このように特定のテキストパターンをまとめて変換する処理は、業務でも比較的よく使われるパターンでしょう。
replaceAllがあることで、誤って1つだけ置換し忘れた、というリスクを減らせます。

ログやデータの変換

サーバーなどで出力されるログファイルを分析や監査のために扱うとき、特定の単語を置き換えて読みやすくしたい場合があります。
たとえば機密情報を伏せ字にするなどの用途です。

ログの中に含まれるメールアドレスをマスクしたいといったときに、ある程度パターン化した正規表現を用いて、replaceAllで一括置換するのも有効です。
ただし、ログに含まれるすべてのメールアドレスが同じフォーマットとは限らないので、実務では複数パターンを組み合わせることもあります。

JSONテキストの整形

APIから受け取ったJSONデータに余計なエスケープ文字や改行が混在しているケースでは、replaceAllを使って整形することがあります。
たとえば、クライアントで扱う前に\""に戻すなどの処理です。

const rawJson = "{\"key\":\"value\",\"anotherKey\":\"test\"}";
const cleanedJson = rawJson.replaceAll("\\\"", "\"");
console.log(cleanedJson);
// 出力: {"key":"value","anotherKey":"test"}

もちろん、パースに失敗しないようにするために、あらかじめ文字列の状態を確認しておくことも大切です。
ただ、こうした細かい整形が必要なときに、まとめて変換できるreplaceAllは便利でしょう。

HTMLテンプレートへの埋め込み

テンプレート文字列を作りたいとき、ダミーのプレースホルダーを実際の値に置き換えるパターンがよくあります。
このとき、プレースホルダーが同じものなら、すべて一気に置換してしまうほうがミスを減らせます。

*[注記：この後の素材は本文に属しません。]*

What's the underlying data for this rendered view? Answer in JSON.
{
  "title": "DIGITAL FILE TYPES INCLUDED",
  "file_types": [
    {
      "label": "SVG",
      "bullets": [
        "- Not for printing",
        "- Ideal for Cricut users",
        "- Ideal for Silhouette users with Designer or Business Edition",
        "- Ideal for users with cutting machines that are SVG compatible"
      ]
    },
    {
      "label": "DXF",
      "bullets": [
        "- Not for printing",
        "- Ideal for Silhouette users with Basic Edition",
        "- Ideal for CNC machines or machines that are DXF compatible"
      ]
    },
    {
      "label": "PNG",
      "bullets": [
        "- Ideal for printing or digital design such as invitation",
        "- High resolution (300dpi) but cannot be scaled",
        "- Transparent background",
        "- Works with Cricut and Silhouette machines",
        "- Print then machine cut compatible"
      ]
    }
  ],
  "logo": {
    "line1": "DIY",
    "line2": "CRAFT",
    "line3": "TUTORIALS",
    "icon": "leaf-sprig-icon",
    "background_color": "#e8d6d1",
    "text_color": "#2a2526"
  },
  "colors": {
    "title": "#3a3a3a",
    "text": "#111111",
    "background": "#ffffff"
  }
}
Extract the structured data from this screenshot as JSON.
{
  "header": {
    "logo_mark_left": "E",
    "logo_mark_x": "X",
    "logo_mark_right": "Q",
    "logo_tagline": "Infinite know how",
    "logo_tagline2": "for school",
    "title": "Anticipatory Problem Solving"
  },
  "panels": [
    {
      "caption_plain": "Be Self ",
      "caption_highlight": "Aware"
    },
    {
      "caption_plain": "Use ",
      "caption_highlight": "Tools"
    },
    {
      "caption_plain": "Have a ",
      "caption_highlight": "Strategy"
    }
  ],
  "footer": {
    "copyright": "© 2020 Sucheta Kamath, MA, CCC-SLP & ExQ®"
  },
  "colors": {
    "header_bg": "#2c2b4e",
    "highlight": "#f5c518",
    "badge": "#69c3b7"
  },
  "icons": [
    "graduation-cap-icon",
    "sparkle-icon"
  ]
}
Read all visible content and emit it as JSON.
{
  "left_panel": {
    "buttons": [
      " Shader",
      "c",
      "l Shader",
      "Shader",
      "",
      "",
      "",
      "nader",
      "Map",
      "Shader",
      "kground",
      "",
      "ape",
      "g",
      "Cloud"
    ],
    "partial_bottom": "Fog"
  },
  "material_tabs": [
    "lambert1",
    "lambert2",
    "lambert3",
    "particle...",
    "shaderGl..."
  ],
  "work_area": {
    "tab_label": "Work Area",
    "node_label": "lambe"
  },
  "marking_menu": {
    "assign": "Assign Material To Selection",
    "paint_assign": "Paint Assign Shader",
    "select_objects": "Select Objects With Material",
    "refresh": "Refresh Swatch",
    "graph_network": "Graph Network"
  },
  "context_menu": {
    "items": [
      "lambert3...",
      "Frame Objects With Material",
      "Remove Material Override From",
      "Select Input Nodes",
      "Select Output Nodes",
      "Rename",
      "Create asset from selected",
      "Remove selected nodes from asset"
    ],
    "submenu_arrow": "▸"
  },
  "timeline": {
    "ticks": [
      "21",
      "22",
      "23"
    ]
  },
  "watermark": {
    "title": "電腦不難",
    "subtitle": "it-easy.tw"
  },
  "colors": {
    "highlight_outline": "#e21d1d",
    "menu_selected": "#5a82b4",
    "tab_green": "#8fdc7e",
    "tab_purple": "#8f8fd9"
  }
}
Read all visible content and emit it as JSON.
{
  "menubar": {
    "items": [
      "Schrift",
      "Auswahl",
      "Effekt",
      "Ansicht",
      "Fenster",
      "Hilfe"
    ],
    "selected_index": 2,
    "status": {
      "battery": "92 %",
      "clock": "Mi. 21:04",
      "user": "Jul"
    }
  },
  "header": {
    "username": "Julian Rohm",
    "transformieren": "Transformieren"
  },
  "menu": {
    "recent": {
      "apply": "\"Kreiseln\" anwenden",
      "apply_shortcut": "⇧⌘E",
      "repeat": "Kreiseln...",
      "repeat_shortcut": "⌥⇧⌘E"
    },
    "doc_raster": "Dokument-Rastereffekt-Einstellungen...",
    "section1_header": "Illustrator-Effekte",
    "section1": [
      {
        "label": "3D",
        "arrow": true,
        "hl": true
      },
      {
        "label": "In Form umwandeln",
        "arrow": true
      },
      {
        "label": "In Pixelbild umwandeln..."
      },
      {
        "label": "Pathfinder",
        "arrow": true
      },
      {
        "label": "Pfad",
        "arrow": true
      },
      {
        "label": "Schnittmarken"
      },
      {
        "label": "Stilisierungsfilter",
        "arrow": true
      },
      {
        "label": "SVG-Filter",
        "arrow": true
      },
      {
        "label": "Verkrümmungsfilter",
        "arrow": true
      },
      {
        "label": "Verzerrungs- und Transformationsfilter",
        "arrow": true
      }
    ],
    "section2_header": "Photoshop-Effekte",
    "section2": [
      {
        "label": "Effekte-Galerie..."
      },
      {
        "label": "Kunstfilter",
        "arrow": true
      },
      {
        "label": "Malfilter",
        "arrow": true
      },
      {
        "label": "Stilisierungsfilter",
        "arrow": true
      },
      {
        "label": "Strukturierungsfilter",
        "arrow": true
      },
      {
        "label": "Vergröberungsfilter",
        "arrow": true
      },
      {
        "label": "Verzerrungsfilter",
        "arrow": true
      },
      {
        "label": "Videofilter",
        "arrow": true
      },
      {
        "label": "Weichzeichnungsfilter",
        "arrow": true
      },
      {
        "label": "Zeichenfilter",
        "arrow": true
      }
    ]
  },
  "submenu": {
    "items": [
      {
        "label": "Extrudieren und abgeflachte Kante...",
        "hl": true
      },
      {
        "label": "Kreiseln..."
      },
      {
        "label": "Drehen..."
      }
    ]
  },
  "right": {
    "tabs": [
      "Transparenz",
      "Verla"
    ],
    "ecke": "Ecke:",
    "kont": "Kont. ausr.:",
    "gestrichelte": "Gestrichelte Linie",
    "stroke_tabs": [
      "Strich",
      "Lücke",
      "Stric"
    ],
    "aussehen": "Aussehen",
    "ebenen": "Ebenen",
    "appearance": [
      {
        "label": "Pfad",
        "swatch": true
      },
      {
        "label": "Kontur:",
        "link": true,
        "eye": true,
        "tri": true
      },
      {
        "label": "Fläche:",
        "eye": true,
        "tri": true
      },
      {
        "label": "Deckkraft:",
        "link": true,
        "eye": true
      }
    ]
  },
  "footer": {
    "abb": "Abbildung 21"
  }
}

たとえば、{{username}}などのタグをユーザー名に差し替える場合、複数箇所に現れる{{username}}replaceAllで一度に処理してしまえばよいわけです。
同じプレースホルダーが繰り返し使われているような状況に特に向いています。

パフォーマンスを意識した使い方

replaceAllは、1度の呼び出しですべての置換を実行してくれるため、複数の文字列操作を連続して行うよりもコードがわかりやすくまとまるメリットがあります。
ただし、非常に大きな文字列を扱う場合は、メモリ使用量や実行時間にも注意を払っておきたいところです。

文字列の置換は、根本的に新しい文字列を作る処理なので、極端に大きなデータや複雑なパターンを扱うときは、それなりに計算コストがかかります。
実務で大量データを処理する場合は、読み込み方や分割処理なども含めて検討してみてください。

大きな文字列を扱うときの注意点

仮に数十MB以上の文字列を一度に読み込んでreplaceAllするとなると、メモリ使用量が増加し、処理速度も遅くなる可能性があります。
サーバーサイドのアプリケーションであれば、負荷や応答時間にも影響するでしょう。

こうした状況を回避するには、一度に巨大なテキストを扱わず、小さめのチャンク(かたまり)に分割してから置換する方法も考えられます。
たとえば、ストリームを使って順次読み込みつつ、区切りごとにreplaceAllをかけていくというやり方もあります。

連鎖的な置換が必要なケース

一度置換した結果、新たに生まれたテキストに対してさらに別の置換が必要になるケースもあります。
複数のreplaceAllを連続で呼ぶこと自体は問題ありませんが、どの順序で実行するのかは意識しておかないと、重複変換が起きるかもしれません。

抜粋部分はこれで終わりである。